In an interview with Diarioimobiliário, Francisco Bacelar of ASMIP says that one of the challenges for this year will be a rethink on the Golden Visa programme without excluding the investment in the interior of the country that the changes to the scheme hope to achieve.
He said that in his experience of over four decades in the real estate market, in which he has seen various crises, he believed that Portugal’s property sector would escape the worst ravages of the economic crisis thanks to the maturity it has achieved in recent years. “It’s like trying to stop a runaway train at speed, you can put the brakes on to slow it, but it won’t be enough to put it into reverse,” he said, adding that hope was all important, since pessimism would be the biggest obstacle.
Bacelar said that one of the first challenges for the sector was the drastic changes to Portugal’s highly successful Golden Visa programme which had proved to be one of the main drivers for the property sector in Portugal.

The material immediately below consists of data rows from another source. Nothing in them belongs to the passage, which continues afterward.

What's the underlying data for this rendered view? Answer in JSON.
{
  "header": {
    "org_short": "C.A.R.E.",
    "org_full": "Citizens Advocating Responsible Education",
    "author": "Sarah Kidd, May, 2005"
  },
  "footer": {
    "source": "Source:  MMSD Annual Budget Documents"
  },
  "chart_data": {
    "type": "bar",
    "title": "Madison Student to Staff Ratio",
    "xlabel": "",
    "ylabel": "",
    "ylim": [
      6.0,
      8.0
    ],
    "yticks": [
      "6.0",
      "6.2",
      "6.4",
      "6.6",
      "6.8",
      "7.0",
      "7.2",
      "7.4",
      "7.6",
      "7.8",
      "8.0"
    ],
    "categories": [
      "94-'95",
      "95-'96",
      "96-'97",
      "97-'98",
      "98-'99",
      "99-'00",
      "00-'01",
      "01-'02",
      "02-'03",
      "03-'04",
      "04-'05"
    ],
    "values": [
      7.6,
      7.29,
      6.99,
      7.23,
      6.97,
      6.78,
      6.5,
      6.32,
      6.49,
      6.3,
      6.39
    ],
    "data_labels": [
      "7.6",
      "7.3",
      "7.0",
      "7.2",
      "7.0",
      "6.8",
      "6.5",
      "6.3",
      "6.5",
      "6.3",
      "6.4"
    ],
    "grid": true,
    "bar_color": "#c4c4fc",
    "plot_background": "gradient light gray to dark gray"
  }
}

“Of course investment should be redirected to the interior of the country, but we fear that within the current context, the interior will not be attractive enough to capture overseas investment because of lower demand and the lower value of property and lower return as a consequence,” he said, pointing to the “residual interest” in investing in the interior since that investment option had already existed.

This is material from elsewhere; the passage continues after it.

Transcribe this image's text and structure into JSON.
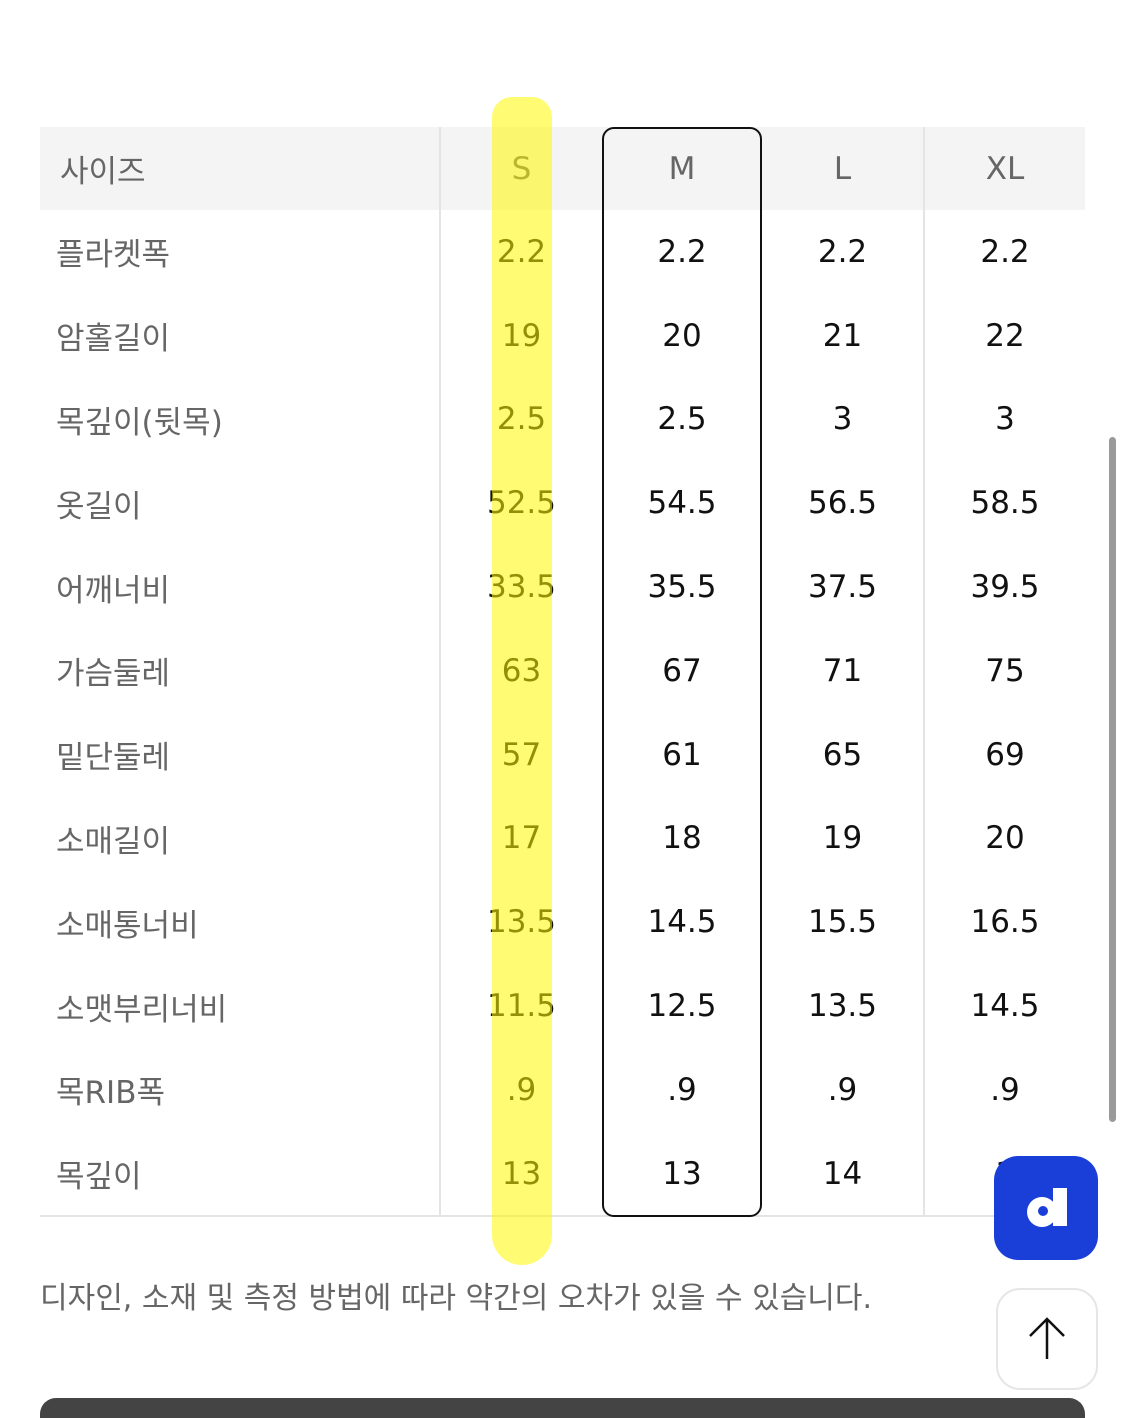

“I get the Government’s intentions, and even understand the need to attract investment to the interior, but a mixed solution could have been chosen, with greater tax benefits for those choosing to invest in the interior, and without scraping the main and most popular option (in Lisbon and Porto) which generated more than €5Bn of investment in the national market,” he said.
Furthermore, he pointed out the end of the grace periods or so-called moratoria whereby scores of companies would no longer see their loans and the interest paid on those loans frozen, and which would lead to an inherent uncertainty and the incapacity of many companies and families to support those burdens within the difficult economic and employment context.

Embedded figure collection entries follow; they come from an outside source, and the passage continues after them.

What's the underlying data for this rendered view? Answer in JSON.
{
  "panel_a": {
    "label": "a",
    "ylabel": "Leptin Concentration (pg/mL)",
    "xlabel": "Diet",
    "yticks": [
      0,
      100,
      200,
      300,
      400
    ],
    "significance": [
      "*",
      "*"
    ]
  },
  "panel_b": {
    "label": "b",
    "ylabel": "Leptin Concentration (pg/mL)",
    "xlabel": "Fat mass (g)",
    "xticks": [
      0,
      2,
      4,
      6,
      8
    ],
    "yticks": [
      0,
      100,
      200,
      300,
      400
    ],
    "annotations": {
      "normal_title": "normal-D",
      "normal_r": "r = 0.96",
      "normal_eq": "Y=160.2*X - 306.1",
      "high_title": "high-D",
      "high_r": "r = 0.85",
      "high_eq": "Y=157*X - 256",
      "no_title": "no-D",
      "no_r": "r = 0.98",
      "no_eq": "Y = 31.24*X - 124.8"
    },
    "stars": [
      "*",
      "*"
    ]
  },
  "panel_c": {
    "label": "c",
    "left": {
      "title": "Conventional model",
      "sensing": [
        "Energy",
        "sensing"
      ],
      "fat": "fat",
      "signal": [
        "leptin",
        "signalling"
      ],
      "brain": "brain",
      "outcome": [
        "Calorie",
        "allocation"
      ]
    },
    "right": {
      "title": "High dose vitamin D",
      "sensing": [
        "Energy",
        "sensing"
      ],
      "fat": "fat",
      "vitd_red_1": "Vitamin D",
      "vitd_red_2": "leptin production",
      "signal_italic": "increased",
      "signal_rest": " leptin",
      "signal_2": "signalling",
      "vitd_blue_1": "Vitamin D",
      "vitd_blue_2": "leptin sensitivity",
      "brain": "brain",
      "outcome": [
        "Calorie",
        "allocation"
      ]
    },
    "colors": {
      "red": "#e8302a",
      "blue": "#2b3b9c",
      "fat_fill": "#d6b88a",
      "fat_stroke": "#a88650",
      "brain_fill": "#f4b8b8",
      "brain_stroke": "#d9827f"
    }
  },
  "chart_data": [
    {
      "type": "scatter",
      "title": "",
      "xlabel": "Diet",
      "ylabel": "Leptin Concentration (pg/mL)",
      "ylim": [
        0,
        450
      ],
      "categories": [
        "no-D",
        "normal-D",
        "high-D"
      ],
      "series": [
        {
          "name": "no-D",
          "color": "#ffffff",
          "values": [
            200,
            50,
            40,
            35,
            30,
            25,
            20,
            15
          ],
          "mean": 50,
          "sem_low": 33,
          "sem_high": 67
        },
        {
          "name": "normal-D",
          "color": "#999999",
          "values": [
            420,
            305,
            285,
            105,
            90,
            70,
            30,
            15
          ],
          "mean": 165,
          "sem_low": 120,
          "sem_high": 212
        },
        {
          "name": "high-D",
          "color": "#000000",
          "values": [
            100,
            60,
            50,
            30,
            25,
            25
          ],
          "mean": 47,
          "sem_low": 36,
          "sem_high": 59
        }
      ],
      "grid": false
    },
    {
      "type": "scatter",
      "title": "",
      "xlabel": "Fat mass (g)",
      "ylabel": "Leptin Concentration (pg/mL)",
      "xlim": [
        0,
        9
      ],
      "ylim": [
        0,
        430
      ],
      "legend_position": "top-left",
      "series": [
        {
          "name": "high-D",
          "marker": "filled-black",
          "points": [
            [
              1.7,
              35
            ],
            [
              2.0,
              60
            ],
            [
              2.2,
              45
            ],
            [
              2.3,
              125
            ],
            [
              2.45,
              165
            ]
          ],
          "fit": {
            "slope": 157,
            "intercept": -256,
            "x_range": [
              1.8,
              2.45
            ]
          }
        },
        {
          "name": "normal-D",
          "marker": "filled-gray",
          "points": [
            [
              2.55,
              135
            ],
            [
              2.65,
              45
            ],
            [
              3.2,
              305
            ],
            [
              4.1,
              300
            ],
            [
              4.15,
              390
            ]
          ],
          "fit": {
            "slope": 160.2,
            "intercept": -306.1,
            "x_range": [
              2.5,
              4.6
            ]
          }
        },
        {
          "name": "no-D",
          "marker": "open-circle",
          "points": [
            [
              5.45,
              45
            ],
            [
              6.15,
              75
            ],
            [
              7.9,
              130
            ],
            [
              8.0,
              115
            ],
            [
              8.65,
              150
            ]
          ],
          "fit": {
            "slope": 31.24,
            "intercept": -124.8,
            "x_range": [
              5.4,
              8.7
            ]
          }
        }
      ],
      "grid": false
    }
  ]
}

“This will be a difficult period and we need to be prepared for this dangerous impact and reduce its ill effects as much as possible,” said Bacelar.
The ASMIP president said that the EU ‘bazooka’ was “positive” but stressed it was also important that the funds should be “wisely distributed and applied” which would be decisive to soften the impact of the coming fallout from the end of the moratoria.
As for the measures that should be taken in 2021, he said that rethinking the decision taken on the Golden Visas was vital since the pandemic had shifted the goal posts, and it no longer made sense to change the regime now.
He said it was vital to slash taxes on new build residential housing projects for the middle class (construction materials and manpower costs in Portugal have risen in recent years making it an unattractive and unprofitable option for many real estate developers to meet the demand in this market).
Bacelar pointed out that boosting this sector through lower tax incentives would “satisfy the evident demand in the market for middle class homes and would contribute towards job creation.”
The ASMIP president also said that with Europe’s eyes on Portugal because of its six-month presidency of the EU, there was a golden opportunity for Portugal’s real estate sector to promote Portugal as a unique location within the context of the European real estate market.
“If we don’t make the most of it, then other countries will. Portugal will lose out and we will all lose,” he concluded.